Today I promised to tell you about Suzanne Geoffroy. She had a very interesting life before she joined the novices in Poitiers on the Feast of St. Teresa of Avila in 1807. She liked to tell how she had been brought up by an uncle and "as my education cost him less than fifteen francs, I have never been able to spell a word the same way twice." When the Revolution began and religious orders were suppressed, she formed her own community which assisted persecuted priests and religious during the Reign of Terror. Her great object in life was "to establish a Society following the Rule of St. Ignatius, which should be devoted to the Sacred Heart and to the salvation of souls."
Suzanne's community became the nucleus of Father Coudrin's order of the "Religious of the Sacred Hearts and of Perpetual Adoration." Suzanne was "overtaken by calumny and advised to retire to a convent in La Vendee." Shortly after Mother Barat arrived in Poitiers in July of 1806, Suzanne begged to enter but was refused. Later, when the Vicar General of te diocese asked Mother Barat to make a foundation at Niort, she replied: "Very well, on the condition that you give me Suzanne Geoffroy. I know her. She will suit me perfectly."
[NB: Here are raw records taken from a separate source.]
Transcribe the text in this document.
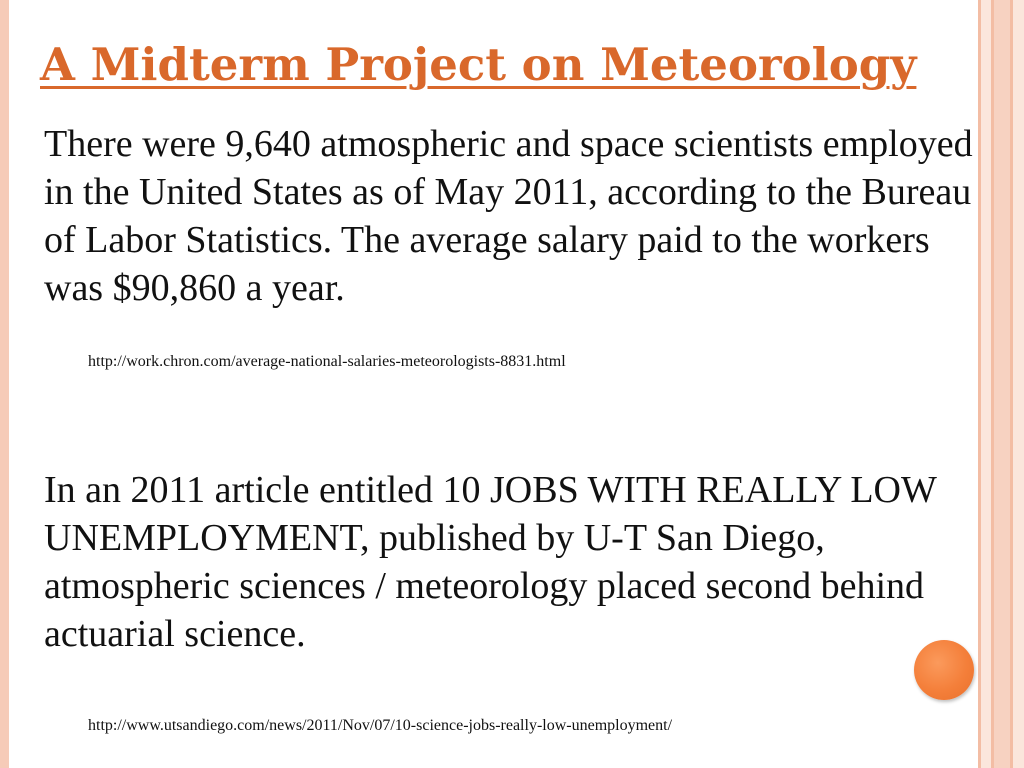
A Midterm Project on Meteorology

There were 9,640 atmospheric and space scientists employed in the United States as of May 2011, according to the Bureau of Labor Statistics. The average salary paid to the workers was $90,860 a year.

http://work.chron.com/average-national-salaries-meteorologists-8831.html

In an 2011 article entitled 10 JOBS WITH REALLY LOW UNEMPLOYMENT, published by U-T San Diego, atmospheric sciences / meteorology placed second behind actuarial science.

http://www.utsandiego.com/news/2011/Nov/07/10-science-jobs-really-low-unemployment/
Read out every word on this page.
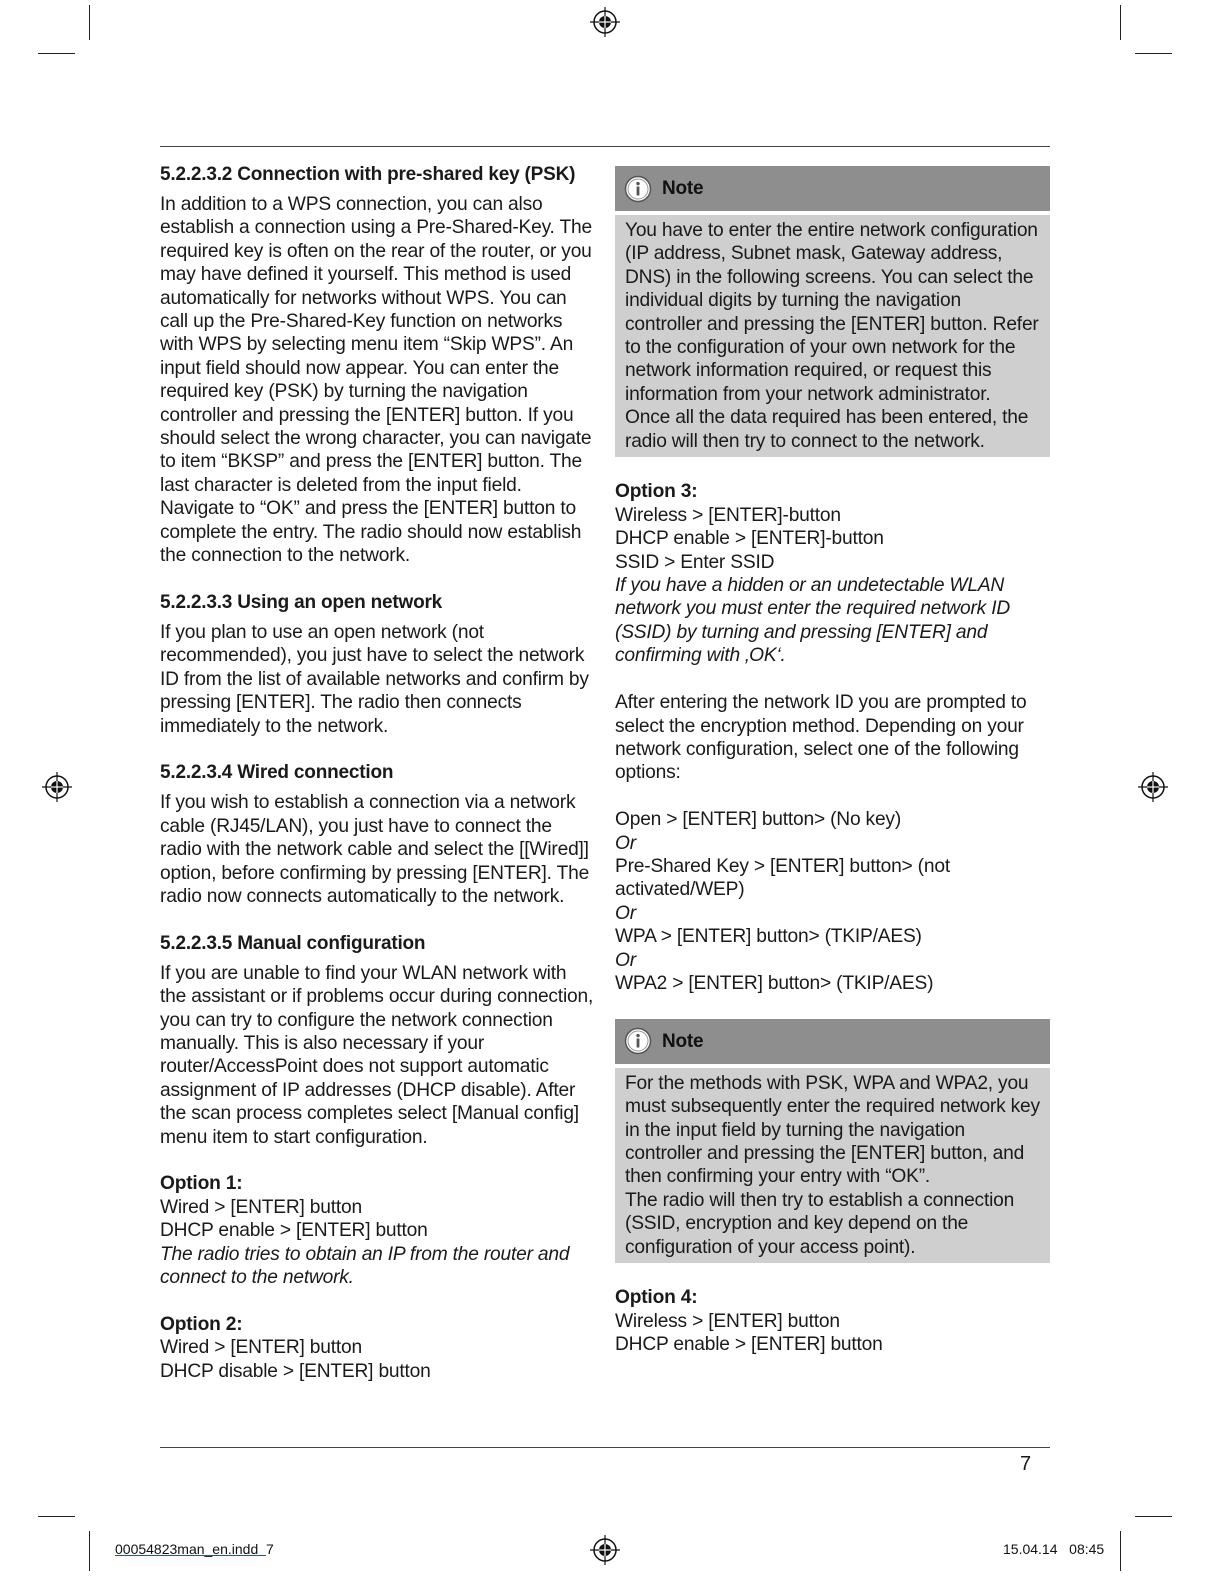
5.2.2.3.2 Connection with pre-shared key (PSK)

In addition to a WPS connection, you can also establish a connection using a Pre-Shared-Key. The required key is often on the rear of the router, or you may have defined it yourself. This method is used automatically for networks without WPS. You can call up the Pre-Shared-Key function on networks with WPS by selecting menu item “Skip WPS”. An input field should now appear. You can enter the required key (PSK) by turning the navigation controller and pressing the [ENTER] button. If you should select the wrong character, you can navigate to item “BKSP” and press the [ENTER] button. The last character is deleted from the input field. Navigate to “OK” and press the [ENTER] button to complete the entry. The radio should now establish the connection to the network.

5.2.2.3.3 Using an open network

If you plan to use an open network (not recommended), you just have to select the network ID from the list of available networks and confirm by pressing [ENTER]. The radio then connects immediately to the network.

5.2.2.3.4 Wired connection

If you wish to establish a connection via a network cable (RJ45/LAN), you just have to connect the radio with the network cable and select the [[Wired]] option, before confirming by pressing [ENTER]. The radio now connects automatically to the network.

5.2.2.3.5 Manual configuration

If you are unable to find your WLAN network with the assistant or if problems occur during connection, you can try to configure the network connection manually. This is also necessary if your router/AccessPoint does not support automatic assignment of IP addresses (DHCP disable). After the scan process completes select [Manual config] menu item to start configuration.

Option 1:

Wired > [ENTER] button

DHCP enable > [ENTER] button

The radio tries to obtain an IP from the router and connect to the network.

Option 2:

Wired > [ENTER] button

DHCP disable > [ENTER] button

Note

You have to enter the entire network configuration (IP address, Subnet mask, Gateway address, DNS) in the following screens. You can select the individual digits by turning the navigation controller and pressing the [ENTER] button. Refer to the configuration of your own network for the network information required, or request this information from your network administrator. Once all the data required has been entered, the radio will then try to connect to the network.

Option 3:

Wireless > [ENTER]-button

DHCP enable > [ENTER]-button

SSID > Enter SSID

If you have a hidden or an undetectable WLAN network you must enter the required network ID (SSID) by turning and pressing [ENTER] and confirming with ‚OK‘.

After entering the network ID you are prompted to select the encryption method. Depending on your network configuration, select one of the following options:

Open > [ENTER] button> (No key)

Or

Pre-Shared Key > [ENTER] button> (not activated/WEP)

Or

WPA > [ENTER] button> (TKIP/AES)

Or

WPA2 > [ENTER] button> (TKIP/AES)

Note

For the methods with PSK, WPA and WPA2, you must subsequently enter the required network key in the input field by turning the navigation controller and pressing the [ENTER] button, and then confirming your entry with “OK”.

The radio will then try to establish a connection (SSID, encryption and key depend on the configuration of your access point).

Option 4:

Wireless > [ENTER] button

DHCP enable > [ENTER] button

7
00054823man_en.indd 7	15.04.14 08:45
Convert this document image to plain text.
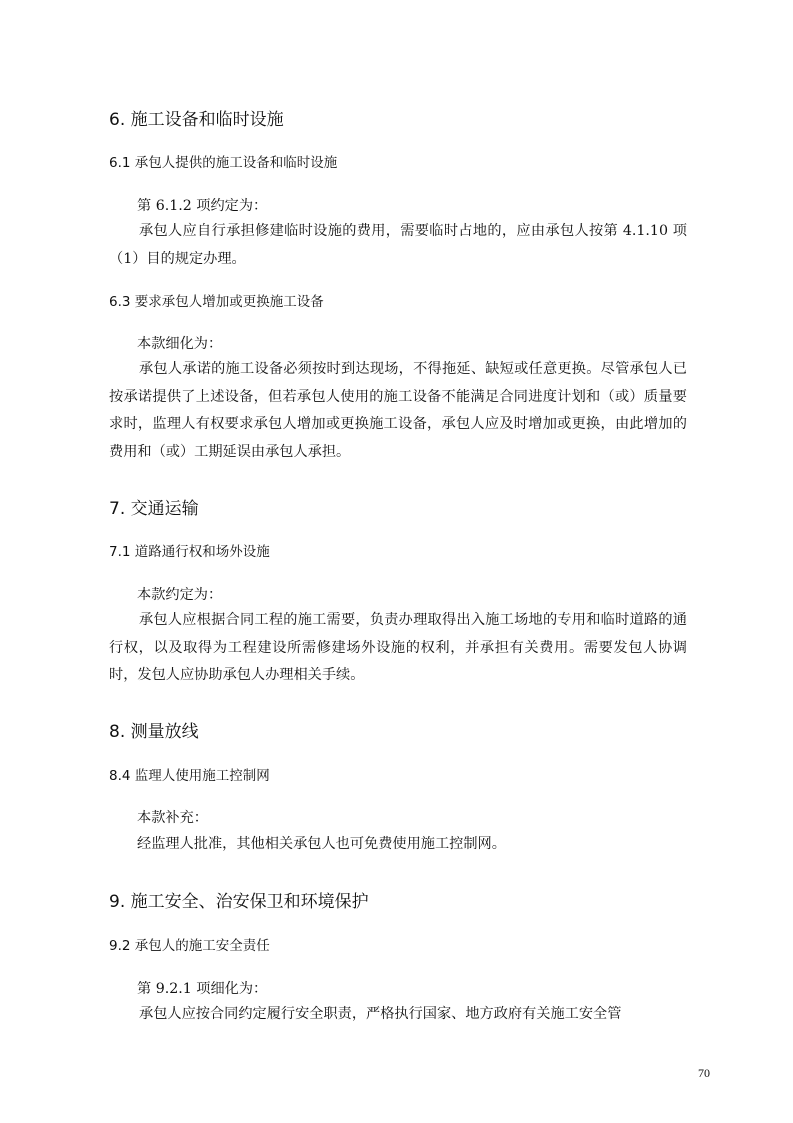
6. 施工设备和临时设施
6.1 承包人提供的施工设备和临时设施
第 6.1.2 项约定为：

承包人应自行承担修建临时设施的费用，需要临时占地的，应由承包人按第 4.1.10 项（1）目的规定办理。

6.3 要求承包人增加或更换施工设备
本款细化为：

承包人承诺的施工设备必须按时到达现场，不得拖延、缺短或任意更换。尽管承包人已按承诺提供了上述设备，但若承包人使用的施工设备不能满足合同进度计划和（或）质量要求时，监理人有权要求承包人增加或更换施工设备，承包人应及时增加或更换，由此增加的费用和（或）工期延误由承包人承担。

7. 交通运输
7.1 道路通行权和场外设施
本款约定为：

承包人应根据合同工程的施工需要，负责办理取得出入施工场地的专用和临时道路的通行权，以及取得为工程建设所需修建场外设施的权利，并承担有关费用。需要发包人协调时，发包人应协助承包人办理相关手续。

8. 测量放线
8.4 监理人使用施工控制网
本款补充：

经监理人批准，其他相关承包人也可免费使用施工控制网。

9. 施工安全、治安保卫和环境保护
9.2 承包人的施工安全责任
第 9.2.1 项细化为：

承包人应按合同约定履行安全职责，严格执行国家、地方政府有关施工安全管

70
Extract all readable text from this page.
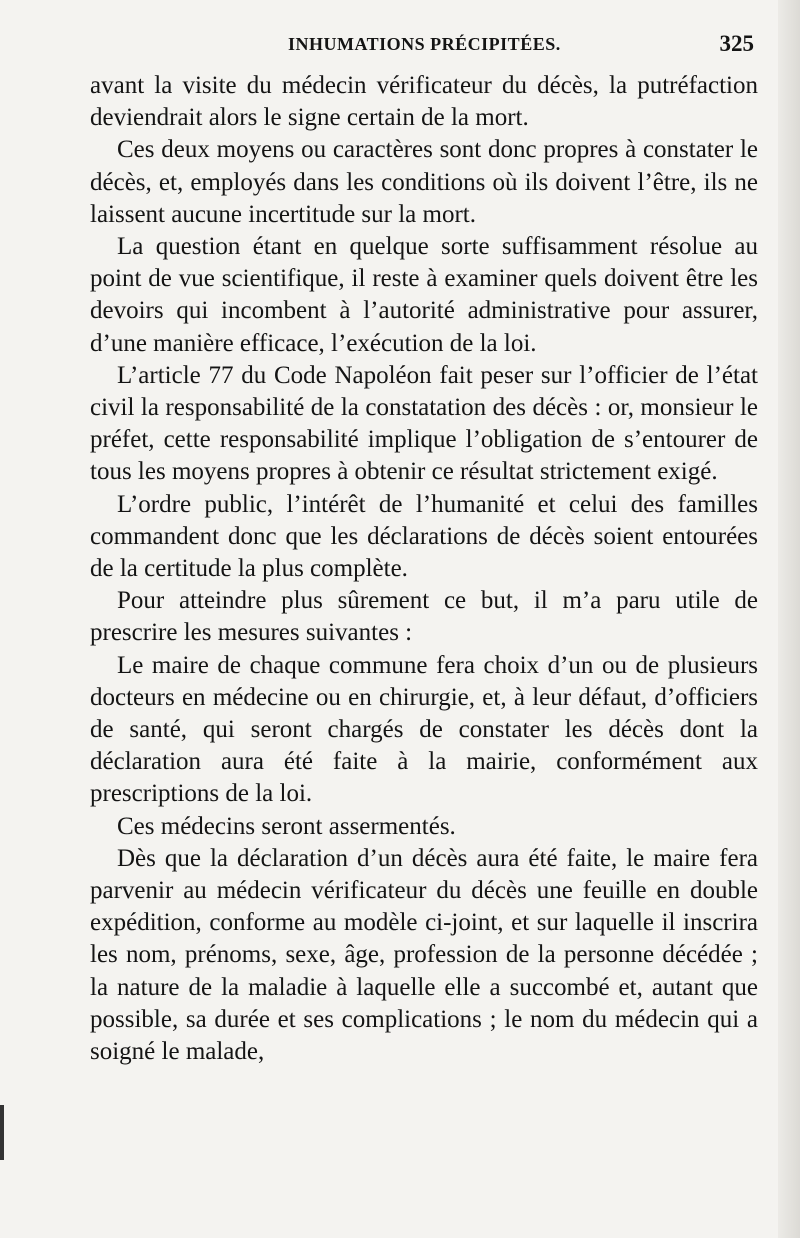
INHUMATIONS PRÉCIPITÉES.	325

avant la visite du médecin vérificateur du décès, la putréfaction deviendrait alors le signe certain de la mort.

Ces deux moyens ou caractères sont donc propres à constater le décès, et, employés dans les conditions où ils doivent l’être, ils ne laissent aucune incertitude sur la mort.

La question étant en quelque sorte suffisamment résolue au point de vue scientifique, il reste à examiner quels doivent être les devoirs qui incombent à l’autorité administrative pour assurer, d’une manière efficace, l’exécution de la loi.

L’article 77 du Code Napoléon fait peser sur l’officier de l’état civil la responsabilité de la constatation des décès : or, monsieur le préfet, cette responsabilité implique l’obligation de s’entourer de tous les moyens propres à obtenir ce résultat strictement exigé.

L’ordre public, l’intérêt de l’humanité et celui des familles commandent donc que les déclarations de décès soient entourées de la certitude la plus complète.

Pour atteindre plus sûrement ce but, il m’a paru utile de prescrire les mesures suivantes :

Le maire de chaque commune fera choix d’un ou de plusieurs docteurs en médecine ou en chirurgie, et, à leur défaut, d’officiers de santé, qui seront chargés de constater les décès dont la déclaration aura été faite à la mairie, conformément aux prescriptions de la loi.

Ces médecins seront assermentés.

Dès que la déclaration d’un décès aura été faite, le maire fera parvenir au médecin vérificateur du décès une feuille en double expédition, conforme au modèle ci-joint, et sur laquelle il inscrira les nom, prénoms, sexe, âge, profession de la personne décédée ; la nature de la maladie à laquelle elle a succombé et, autant que possible, sa durée et ses complications ; le nom du médecin qui a soigné le malade,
When Suzanne entered the community at Poitiers, Mother Barat wrote: "Though she was forty-four years of age and had been Superior for fourteen years, she fulfilled all her duties as a novice with the most exemplary humility and obedience."

The older novice had one of the most exciting stories to tell, but when the candle-flame approached the pin she summed up: "I obeyed; I came; Mother Barat received me and here I am."

Sister Geoffroy made her vows on the Feast of the Sacred Heart, 1808. Mother Barat named her superior of the new foundation at Niort.